I wish I could say that was the worst arm-wrestling injury I've ever seen. I broke my friend's arm this way earlier this year, and he violently shook. Luckily, the spiral fracture did not leave any splinters, and as bad as the break was, he did not need surgery. Probably shouldn't arm wrestle again.
I actually have a fear of “Arm Wrestling”…
I don’t think I’ll ever do it again even messing with friends 😬
I popped something in my lower back and it’s the worst injury I’ve had lifting. It’s not just going to heal.
I would be curious to know how dangerous Crossfit is in comparison to powerlifting and the other sports on that list.
lol, shaw and eddie doing reaction vid's, see you hoped on that wagon too haha, good stuff mitch (regarding atlas stones, obviously Tom's the GOAT atm on those but i've seen how he goes with the side grip on the heavier 240/250 kg stones, just curious of your opinion as to why tom might resort to that grip with the heavier atlas)
Clicked video and liked for support. but can't watch this one lol
@mitchellhooper the first Atlas stone guy passed out, and he didn't shatter his arm, he just had a scrape. He was VERY LUCKY. can confirm nothing happened to him.
Man. Larry sure let go of that arm in a hurry. That had to feel awful
1:15 I do not remember the specifics or the name of the study, so take this with a grain of salt but to my knowledge, this also depends on the way you define injury. Iirc, this study defined injury as stopping you from training for or participating in your sport (for a certain period of time?) but aches and nagging injuries that are still an issue but don't take you out were not considered. Another study found strength sports to be some of the riskier sports you could do when it comes to these chronic issues like knee pain etc.
But again, I don't remember the specifics, I read this years ago.
This is missing the clip of a woman doing a legpress and getting her knees completely caved in.
Thats a fear that i will never overcome in my life and its the reason i will never lock out on a legpress.
Yeah, that one's a rough watch...honestly, it looked to me like her knees are hypermobile. Any kind of excess mobility past straight alignment is very dangerous under load, hopefully everyone who can move their joint past normal extension knows to keep a healthy bend just in case. Plus, it keeps the joint from taking load off the muscle, which is just good for training anyway.
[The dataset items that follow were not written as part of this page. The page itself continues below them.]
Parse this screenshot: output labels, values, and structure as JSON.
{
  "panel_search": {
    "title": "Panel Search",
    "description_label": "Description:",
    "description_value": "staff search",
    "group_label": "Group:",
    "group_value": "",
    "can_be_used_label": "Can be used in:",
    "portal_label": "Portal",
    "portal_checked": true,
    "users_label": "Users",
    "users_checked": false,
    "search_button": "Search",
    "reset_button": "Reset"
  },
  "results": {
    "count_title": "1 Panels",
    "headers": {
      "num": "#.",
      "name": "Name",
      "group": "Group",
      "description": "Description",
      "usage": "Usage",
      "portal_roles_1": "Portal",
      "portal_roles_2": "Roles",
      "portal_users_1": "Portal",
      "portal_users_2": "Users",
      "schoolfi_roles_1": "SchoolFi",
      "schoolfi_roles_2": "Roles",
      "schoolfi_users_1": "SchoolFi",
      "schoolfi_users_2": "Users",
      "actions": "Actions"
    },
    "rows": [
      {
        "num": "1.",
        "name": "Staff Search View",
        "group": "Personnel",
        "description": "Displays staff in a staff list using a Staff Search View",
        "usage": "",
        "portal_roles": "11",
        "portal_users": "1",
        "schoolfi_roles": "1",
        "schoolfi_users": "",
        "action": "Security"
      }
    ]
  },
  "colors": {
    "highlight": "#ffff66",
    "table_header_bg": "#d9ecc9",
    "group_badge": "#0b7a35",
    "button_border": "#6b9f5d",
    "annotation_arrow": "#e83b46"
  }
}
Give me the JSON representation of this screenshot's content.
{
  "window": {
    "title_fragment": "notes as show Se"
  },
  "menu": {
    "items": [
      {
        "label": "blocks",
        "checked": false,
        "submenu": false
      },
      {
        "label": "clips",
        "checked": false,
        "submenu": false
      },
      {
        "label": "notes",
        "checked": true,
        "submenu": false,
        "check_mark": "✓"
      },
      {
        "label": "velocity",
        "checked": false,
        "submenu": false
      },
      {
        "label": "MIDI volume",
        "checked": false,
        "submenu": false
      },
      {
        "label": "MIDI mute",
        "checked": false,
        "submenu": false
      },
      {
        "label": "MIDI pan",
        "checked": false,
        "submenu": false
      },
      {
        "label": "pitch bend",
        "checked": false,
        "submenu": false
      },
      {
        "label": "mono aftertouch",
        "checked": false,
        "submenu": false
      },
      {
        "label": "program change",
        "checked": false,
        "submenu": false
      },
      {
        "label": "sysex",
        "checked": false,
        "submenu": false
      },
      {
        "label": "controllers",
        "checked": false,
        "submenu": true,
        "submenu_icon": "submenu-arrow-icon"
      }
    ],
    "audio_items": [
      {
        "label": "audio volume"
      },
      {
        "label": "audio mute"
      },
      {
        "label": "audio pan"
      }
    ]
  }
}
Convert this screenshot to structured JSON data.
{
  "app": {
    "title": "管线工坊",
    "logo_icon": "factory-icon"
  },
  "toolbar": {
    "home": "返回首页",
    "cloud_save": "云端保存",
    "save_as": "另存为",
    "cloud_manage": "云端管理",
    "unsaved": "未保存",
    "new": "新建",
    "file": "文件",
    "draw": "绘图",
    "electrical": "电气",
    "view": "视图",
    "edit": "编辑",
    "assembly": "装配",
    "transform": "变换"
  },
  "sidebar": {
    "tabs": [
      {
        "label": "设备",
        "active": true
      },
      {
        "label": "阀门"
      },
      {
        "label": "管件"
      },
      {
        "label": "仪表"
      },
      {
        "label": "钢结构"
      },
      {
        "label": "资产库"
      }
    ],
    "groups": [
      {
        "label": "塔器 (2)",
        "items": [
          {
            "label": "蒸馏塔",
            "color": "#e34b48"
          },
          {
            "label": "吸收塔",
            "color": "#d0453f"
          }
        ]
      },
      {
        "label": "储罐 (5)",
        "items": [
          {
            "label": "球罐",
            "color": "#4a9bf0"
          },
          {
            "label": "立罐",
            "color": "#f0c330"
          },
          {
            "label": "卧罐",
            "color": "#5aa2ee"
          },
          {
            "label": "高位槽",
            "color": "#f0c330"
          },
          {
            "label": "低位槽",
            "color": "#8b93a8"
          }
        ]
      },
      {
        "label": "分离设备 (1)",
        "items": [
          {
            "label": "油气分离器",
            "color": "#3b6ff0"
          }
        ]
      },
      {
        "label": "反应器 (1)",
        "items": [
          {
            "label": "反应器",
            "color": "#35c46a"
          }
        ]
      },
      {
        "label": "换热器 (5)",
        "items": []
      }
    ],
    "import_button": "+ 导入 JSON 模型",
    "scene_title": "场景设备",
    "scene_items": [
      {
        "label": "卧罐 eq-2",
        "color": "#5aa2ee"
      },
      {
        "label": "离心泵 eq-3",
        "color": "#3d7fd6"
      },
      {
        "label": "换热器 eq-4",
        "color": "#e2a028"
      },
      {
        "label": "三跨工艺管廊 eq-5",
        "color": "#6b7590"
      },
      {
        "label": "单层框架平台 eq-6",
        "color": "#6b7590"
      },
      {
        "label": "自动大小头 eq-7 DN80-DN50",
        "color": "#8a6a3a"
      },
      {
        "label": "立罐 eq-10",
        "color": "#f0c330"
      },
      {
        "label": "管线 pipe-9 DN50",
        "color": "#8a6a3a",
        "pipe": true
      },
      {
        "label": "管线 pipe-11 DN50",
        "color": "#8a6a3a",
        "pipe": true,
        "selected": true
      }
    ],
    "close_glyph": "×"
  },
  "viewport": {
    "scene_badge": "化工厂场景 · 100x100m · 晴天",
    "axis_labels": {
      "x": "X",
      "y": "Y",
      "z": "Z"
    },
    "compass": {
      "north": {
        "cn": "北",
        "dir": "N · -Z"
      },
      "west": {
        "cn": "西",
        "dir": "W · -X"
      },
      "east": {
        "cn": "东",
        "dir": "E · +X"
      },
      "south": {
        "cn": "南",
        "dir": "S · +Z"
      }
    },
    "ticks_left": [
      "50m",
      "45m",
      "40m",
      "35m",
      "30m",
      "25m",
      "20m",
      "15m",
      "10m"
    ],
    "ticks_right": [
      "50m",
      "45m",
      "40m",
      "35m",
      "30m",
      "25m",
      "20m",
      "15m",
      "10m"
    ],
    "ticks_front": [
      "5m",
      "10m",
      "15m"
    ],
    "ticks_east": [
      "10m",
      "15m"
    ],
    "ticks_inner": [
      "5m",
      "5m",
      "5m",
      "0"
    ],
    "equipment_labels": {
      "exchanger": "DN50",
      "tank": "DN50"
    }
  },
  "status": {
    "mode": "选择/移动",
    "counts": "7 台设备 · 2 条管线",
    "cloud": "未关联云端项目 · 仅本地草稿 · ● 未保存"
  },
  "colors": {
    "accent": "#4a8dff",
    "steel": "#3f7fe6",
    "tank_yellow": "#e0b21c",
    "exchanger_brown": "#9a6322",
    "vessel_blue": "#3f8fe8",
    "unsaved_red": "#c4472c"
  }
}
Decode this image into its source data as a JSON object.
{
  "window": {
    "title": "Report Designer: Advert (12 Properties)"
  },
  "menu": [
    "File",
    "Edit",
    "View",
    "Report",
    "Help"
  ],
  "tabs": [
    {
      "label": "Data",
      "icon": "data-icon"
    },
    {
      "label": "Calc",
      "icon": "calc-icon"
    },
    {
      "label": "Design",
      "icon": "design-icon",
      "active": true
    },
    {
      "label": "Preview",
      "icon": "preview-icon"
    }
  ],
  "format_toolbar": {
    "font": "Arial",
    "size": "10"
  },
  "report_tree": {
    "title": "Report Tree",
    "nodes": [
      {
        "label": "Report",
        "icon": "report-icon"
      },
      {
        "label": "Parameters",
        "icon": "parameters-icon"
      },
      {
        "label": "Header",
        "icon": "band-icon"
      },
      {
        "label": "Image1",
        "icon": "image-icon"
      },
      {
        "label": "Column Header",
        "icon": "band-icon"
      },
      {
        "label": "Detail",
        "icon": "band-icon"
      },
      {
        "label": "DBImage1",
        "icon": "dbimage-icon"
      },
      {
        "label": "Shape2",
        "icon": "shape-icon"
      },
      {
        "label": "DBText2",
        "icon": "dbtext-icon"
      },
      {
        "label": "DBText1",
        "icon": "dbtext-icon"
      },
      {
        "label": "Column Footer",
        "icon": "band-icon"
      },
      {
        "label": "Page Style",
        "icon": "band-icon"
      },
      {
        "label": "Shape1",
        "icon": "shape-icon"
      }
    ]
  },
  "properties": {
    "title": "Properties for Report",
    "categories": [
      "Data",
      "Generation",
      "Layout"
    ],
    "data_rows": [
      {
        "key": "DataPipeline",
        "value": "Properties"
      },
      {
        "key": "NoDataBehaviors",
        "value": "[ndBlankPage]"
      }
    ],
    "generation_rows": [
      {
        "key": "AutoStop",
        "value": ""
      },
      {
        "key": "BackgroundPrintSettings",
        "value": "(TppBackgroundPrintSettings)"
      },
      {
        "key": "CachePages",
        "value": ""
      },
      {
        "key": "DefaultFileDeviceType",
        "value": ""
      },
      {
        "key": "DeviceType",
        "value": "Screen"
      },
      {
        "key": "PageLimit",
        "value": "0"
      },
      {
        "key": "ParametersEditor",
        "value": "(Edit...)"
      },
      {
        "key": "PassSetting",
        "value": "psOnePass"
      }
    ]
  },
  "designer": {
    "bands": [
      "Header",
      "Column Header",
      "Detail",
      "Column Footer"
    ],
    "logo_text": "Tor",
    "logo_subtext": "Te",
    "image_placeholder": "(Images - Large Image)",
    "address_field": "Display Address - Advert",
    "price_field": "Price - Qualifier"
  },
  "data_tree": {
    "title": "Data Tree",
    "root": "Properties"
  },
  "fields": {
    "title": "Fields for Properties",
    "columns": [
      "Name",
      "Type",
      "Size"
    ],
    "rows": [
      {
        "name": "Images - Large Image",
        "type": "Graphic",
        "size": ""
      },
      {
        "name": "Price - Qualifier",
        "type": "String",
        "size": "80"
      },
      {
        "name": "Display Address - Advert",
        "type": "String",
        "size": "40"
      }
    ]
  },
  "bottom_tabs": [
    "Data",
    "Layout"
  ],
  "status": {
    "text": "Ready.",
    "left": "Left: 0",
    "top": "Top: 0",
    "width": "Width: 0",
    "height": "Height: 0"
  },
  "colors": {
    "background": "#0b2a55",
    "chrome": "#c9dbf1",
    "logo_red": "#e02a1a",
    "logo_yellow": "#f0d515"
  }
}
When Z dropped the stone on himself I was worried for the stone!
Hard to watch while recovering from a fractured fibula 4 weeks post surgery
7:46 Franco competed in 1997 WSM 😆
Watched this before training
was about to watch this before training, see you later mitchell
I have really bad hyper extending, specially when I bench. It hasn't been a problem yet, I'm sure it will be in the future.
damn i didnt realize jf caron had retired, that sucks but the mans legs were destroyed, hamstring tear prior then double quad tear off
OOF....that last one geezus
you should make a second censored version of this video so i can watch it lol
Totally watchable man, just peek behind your hands for anything that you are worried about. Excellent advice.given.in this.vid, strongly reccomend checking it out
It's a good one to listen to for the tips.
This is why fridge carry should never be done again
You mean a midshaft fracture of the humerus which could damage the deep brachial artery and maybe the deep radial nerve.
I want to know more about the hand injury from this year... was this covered anywhere?
I want to hear Mitch’s thoughts but I can’t bare to watch the accidents 😅
The powerlifting "safety" stat is hugely misleading, as it goes by "hours of participation" when powerlifting has an inherently low level of participation time compared to many sports".
You need to go by ' per event' ( 1 powerlift meet vs. 1 soccer game) to get a better picture
If I recall right, the blonde crazyman failed his previous weight attempt and decided to jump to a damn WR weight as his next attempt. Even the announcers say like "This is a bad idea" and here we have the horrible result :/
"Never let really heavy weights fall on you." - Advice from me.